Athletes who fall into this criteria have competed as neutrals before. The IAAF, now World Athletics, have had their Authorised Neutral Athlete (ANA) programme since they banned Russian track and field athletes in 2015 and 168 Russians competed at the 2018 Winter Olympics in various sports.
Where competing as a neutral is less clear is in team sports such as football. Jonathan Taylor QC, the legal brain behind today's decision, has confirmed to Sky that there is the possibility that a team of neutral Russian footballers could take part in the 2022 FIFA World Cup in Qatar.
Confused? I'm not surprised if you are, because when the announcement from WADA came through, it stated that Russia would be banned from global sporting events such as the World Cup for four years. Yet once you get down to the small print, Taylor admitted that FIFA and WADA would have to work together to see if it would allow or prevent a team of neutral Russian qualified footballers to play at Qatar 2022.
Right now they don't know! And it's all subject to whether 'Russia' qualifies. If FIFA and WADA allow that, then regardless of the kit that team plays in, the flag they walk out to, everyone would know it's a Russian team.

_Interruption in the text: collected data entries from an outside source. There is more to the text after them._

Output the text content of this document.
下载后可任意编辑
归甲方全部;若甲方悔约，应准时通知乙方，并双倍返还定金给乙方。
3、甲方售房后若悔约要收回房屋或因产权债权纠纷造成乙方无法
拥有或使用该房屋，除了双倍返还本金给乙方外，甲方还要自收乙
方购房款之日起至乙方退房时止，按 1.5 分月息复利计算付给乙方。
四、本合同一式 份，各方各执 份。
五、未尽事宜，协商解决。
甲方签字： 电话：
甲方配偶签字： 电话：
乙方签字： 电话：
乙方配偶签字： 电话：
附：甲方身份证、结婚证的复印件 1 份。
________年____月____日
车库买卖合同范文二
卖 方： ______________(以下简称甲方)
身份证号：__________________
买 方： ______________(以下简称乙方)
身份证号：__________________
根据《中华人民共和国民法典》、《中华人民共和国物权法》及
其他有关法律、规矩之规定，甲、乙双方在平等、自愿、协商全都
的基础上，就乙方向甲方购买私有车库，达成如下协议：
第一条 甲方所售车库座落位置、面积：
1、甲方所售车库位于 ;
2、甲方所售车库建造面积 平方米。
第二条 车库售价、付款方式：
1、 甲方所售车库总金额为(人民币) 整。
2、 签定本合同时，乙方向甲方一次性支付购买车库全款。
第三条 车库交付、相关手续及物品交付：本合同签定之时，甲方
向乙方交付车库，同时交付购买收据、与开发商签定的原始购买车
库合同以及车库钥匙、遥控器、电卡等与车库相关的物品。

Taylor, who clearly has had one of the most legally challenging jobs possible, did say this though; "What if a neutral Russian team do make it to the final? There will be no President there to watch them, no Putin." True, but that statement may show that this whole saga has long turned into a political battle between Russian President Vladimir Putin and the great and good administrators and executives of global sport.
The actual sportsmen and women and of course the fans and supporters of sport are the one left feeling a little confused.